今の職能給で査定が入った際に、組合が反対しなかったというのは松繁さんがおっしゃるとおりだと思います。ただし、職能給における査定というのは、ある意味で「下方硬直性」の世界ですね。しかし、組合員のほうに成果主義が入ってくると、成果主義における査定の問題というのは、今までの職能給における査定の問題とは、組合の受けとめ方が違ってくるかもしれませんね。

電機連合の場合は、査定を是認するというのは、雇用を守ることに対する優先度が強いということの裏返しかもしれないんですけれども。

それから、組合員の範囲という久本論文の視点は面白いと思います。先ほど、従業員青年部という話が出ましたけれども、組合財政という面から見て組織化の問題、そして、それを規定する組合員の範囲というのは重要ですよね。

松繁

そこでも規模の経済性というのがありますからね。

八代

組合が組織化するインセンティブというのは一つは財源の問題ですよね。

佐藤

そうですね。財源がないと運営もできませんから。

松繁

労働時間の問題に関して言えば、たしか未組織のところのほうが労働時間が長い。一方、今までの議論にも出てきましたが、裁量権が下にどんどん下りてきて、成果主義にならざるを得ないようです。そうすると、労働時間を縮めようという動きとは逆に裁量性が増えるので労働時間が増える、さらに成果主義がそれとともに入ってくることで、また労働時間が増えるという問題が起きてくるかもしれない。

佐藤

連合が基準法の改正を事実上改悪だと言っていることのベースにある認識はそれですよね。裁量労働にすると結局、粗放的な労働になる可能性がある。いい成果を出すには実態として労働時間が長くなることもあるわけですから、そういう傾向を踏まえた危惧が一つあるということです。

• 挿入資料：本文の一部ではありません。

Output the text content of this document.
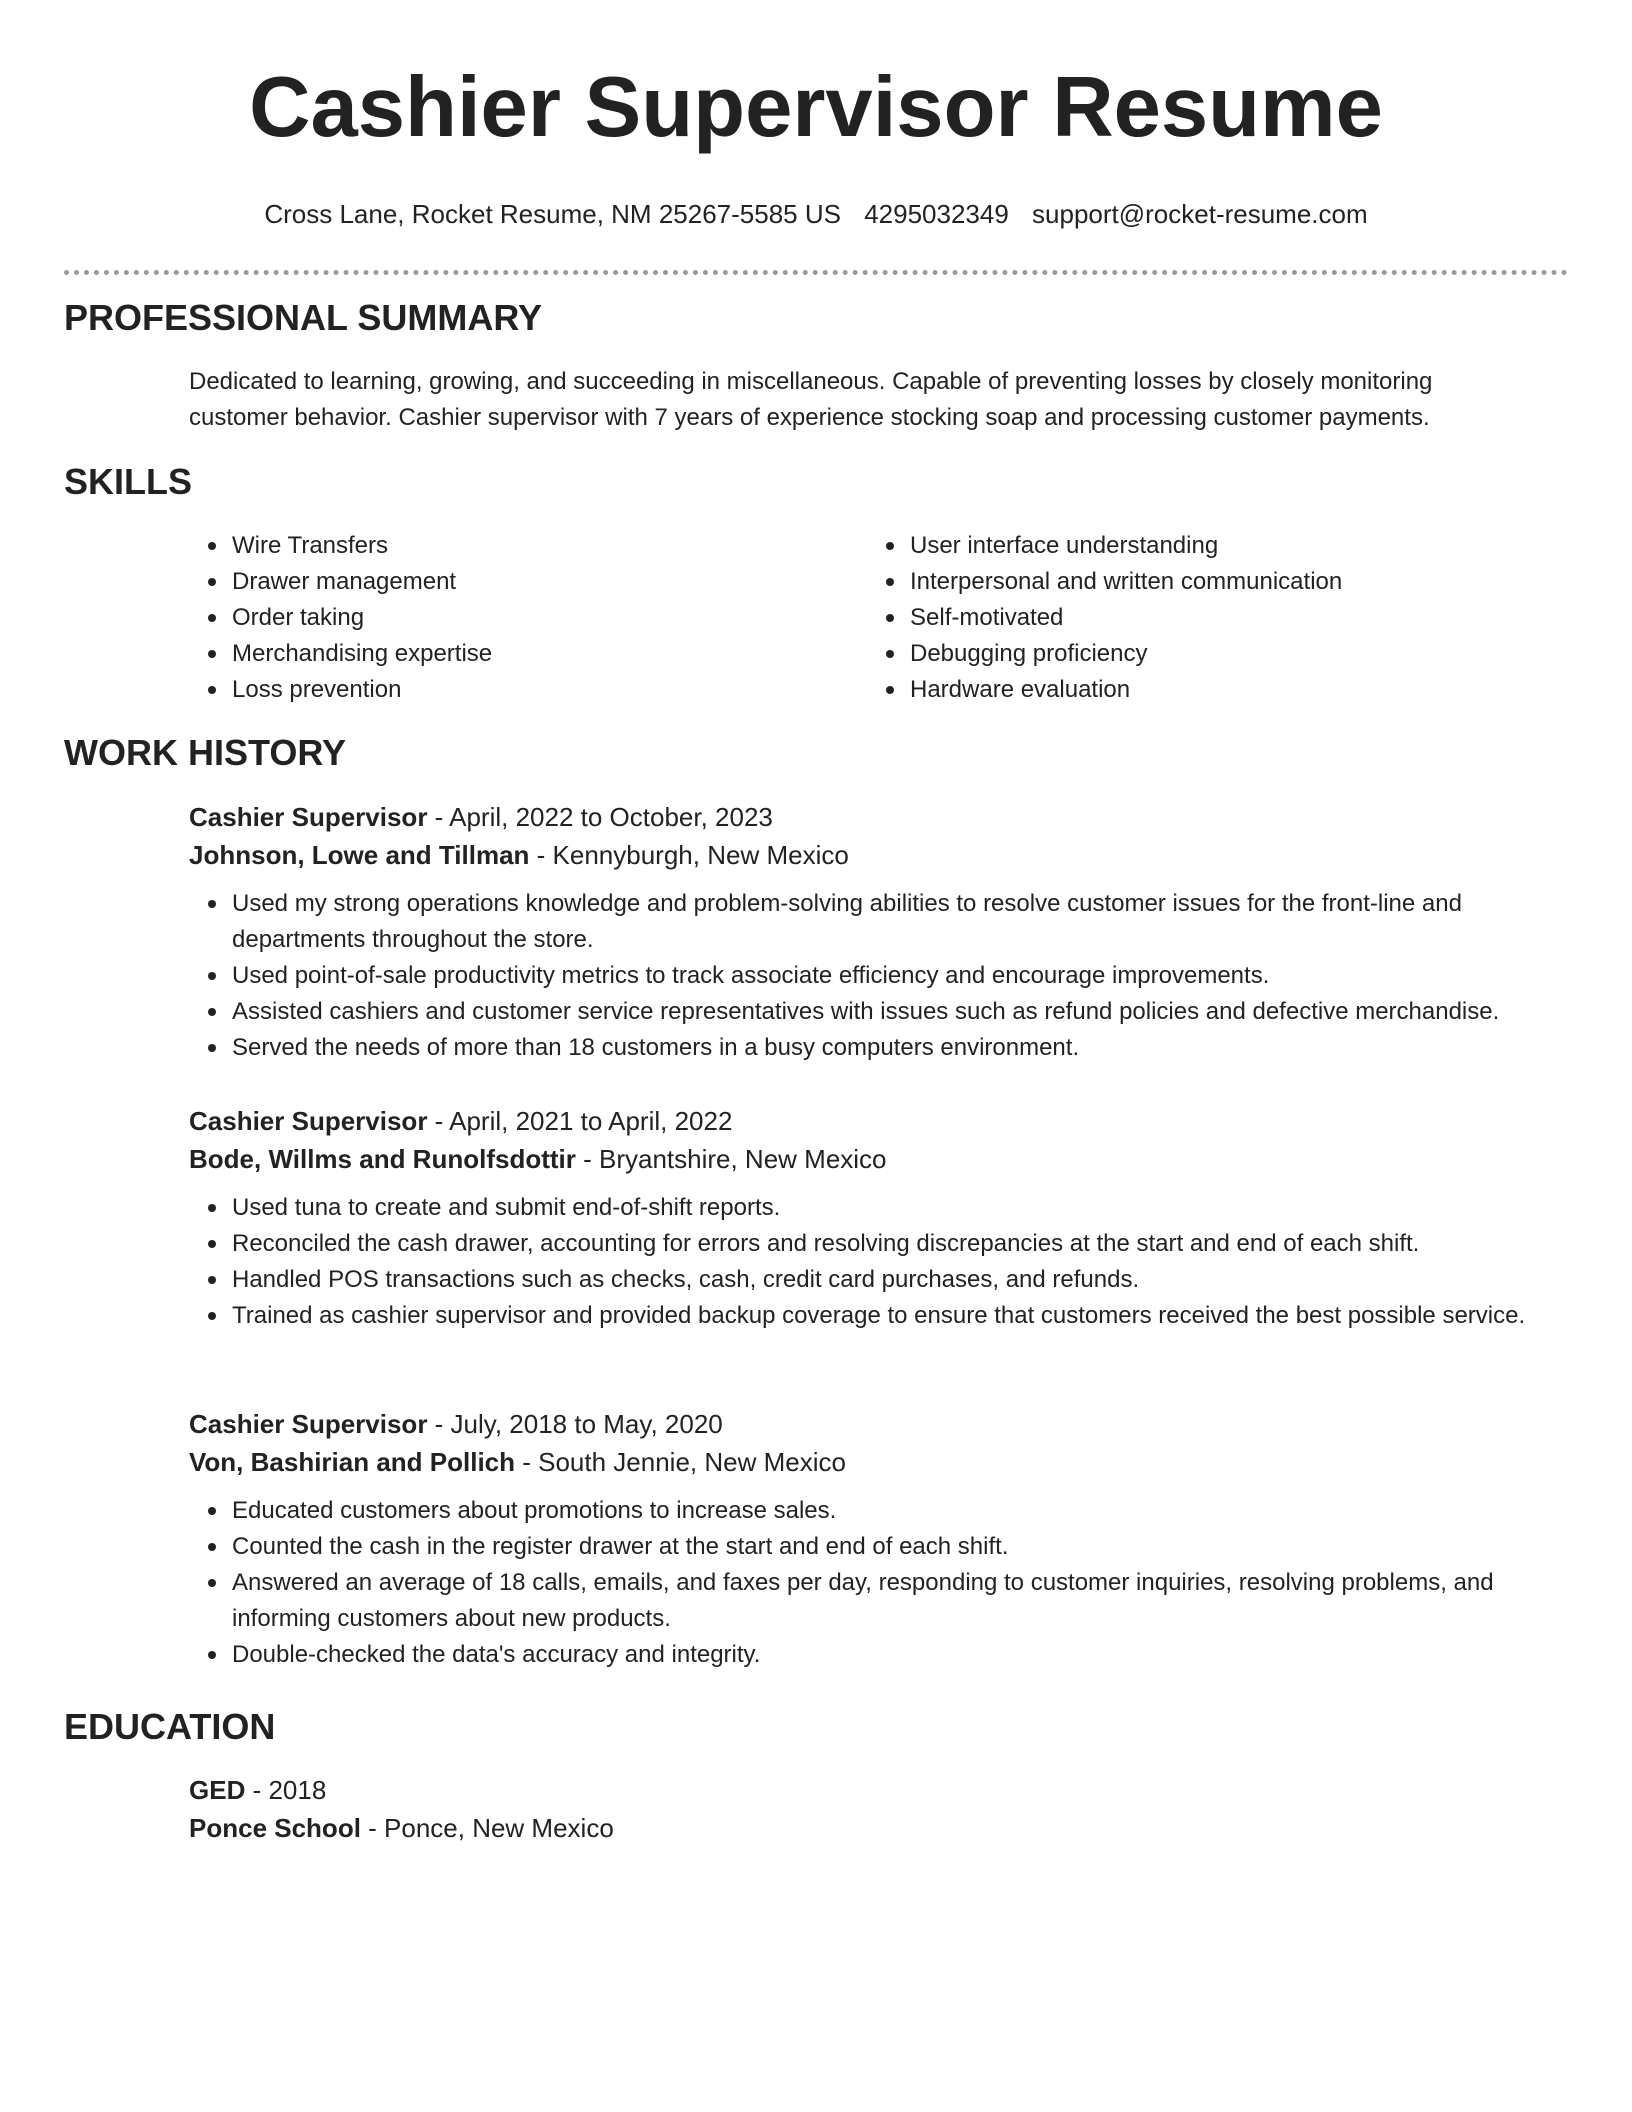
Cashier Supervisor Resume
Cross Lane, Rocket Resume, NM 25267-5585 US 4295032349 support@rocket-resume.com
PROFESSIONAL SUMMARY

Dedicated to learning, growing, and succeeding in miscellaneous. Capable of preventing losses by closely monitoring customer behavior. Cashier supervisor with 7 years of experience stocking soap and processing customer payments.

SKILLS
Wire Transfers
Drawer management
Order taking
Merchandising expertise
Loss prevention
User interface understanding
Interpersonal and written communication
Self-motivated
Debugging proficiency
Hardware evaluation
WORK HISTORY
Cashier Supervisor - April, 2022 to October, 2023
Johnson, Lowe and Tillman - Kennyburgh, New Mexico
Used my strong operations knowledge and problem-solving abilities to resolve customer issues for the front-line and departments throughout the store.
Used point-of-sale productivity metrics to track associate efficiency and encourage improvements.
Assisted cashiers and customer service representatives with issues such as refund policies and defective merchandise.
Served the needs of more than 18 customers in a busy computers environment.
Cashier Supervisor - April, 2021 to April, 2022
Bode, Willms and Runolfsdottir - Bryantshire, New Mexico
Used tuna to create and submit end-of-shift reports.
Reconciled the cash drawer, accounting for errors and resolving discrepancies at the start and end of each shift.
Handled POS transactions such as checks, cash, credit card purchases, and refunds.
Trained as cashier supervisor and provided backup coverage to ensure that customers received the best possible service.
Cashier Supervisor - July, 2018 to May, 2020
Von, Bashirian and Pollich - South Jennie, New Mexico
Educated customers about promotions to increase sales.
Counted the cash in the register drawer at the start and end of each shift.
Answered an average of 18 calls, emails, and faxes per day, responding to customer inquiries, resolving problems, and informing customers about new products.
Double-checked the data's accuracy and integrity.
EDUCATION
GED - 2018
Ponce School - Ponce, New Mexico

もう一つは、要するに三六協定が本来の残業抑止効果として機能していないということがあるんですね。組合側は、法律に目安表示じゃなくて、上限をきちんと書き込むことを要求しています。

松繁

となると、家事との両立がますます難しくなる可能性がありますね。

佐藤

そうですね。今までの男性の労働基準と女性の労働基準の2本立てできたものを、男の労働基準1本でいくということですから。

松繁

非常に競争が激化したところで仕事をしないといけない。まさに競争に直接さらされるような労働が増えていく、家庭をだれが守るのかという問題がさらに重要になってくる。

佐藤

はっきりと出てくると思いますね。

松繁

女性が家事を負担しつづける状況ではちょっと女性にとっては……。

佐藤

厳しい状況ですね。

松繁

しかし、次の世代をどうやって育てていくかというのは社会全体の重要な問題ですから、社会制度として適切に制度化していく必要があるでしょう。労働市場全体の流れで見ると逆の方向に行く可能性が非常に高いとすれば、ますます制度的に別のメカニズムを経済の中に組み入れていく必要があるように思います。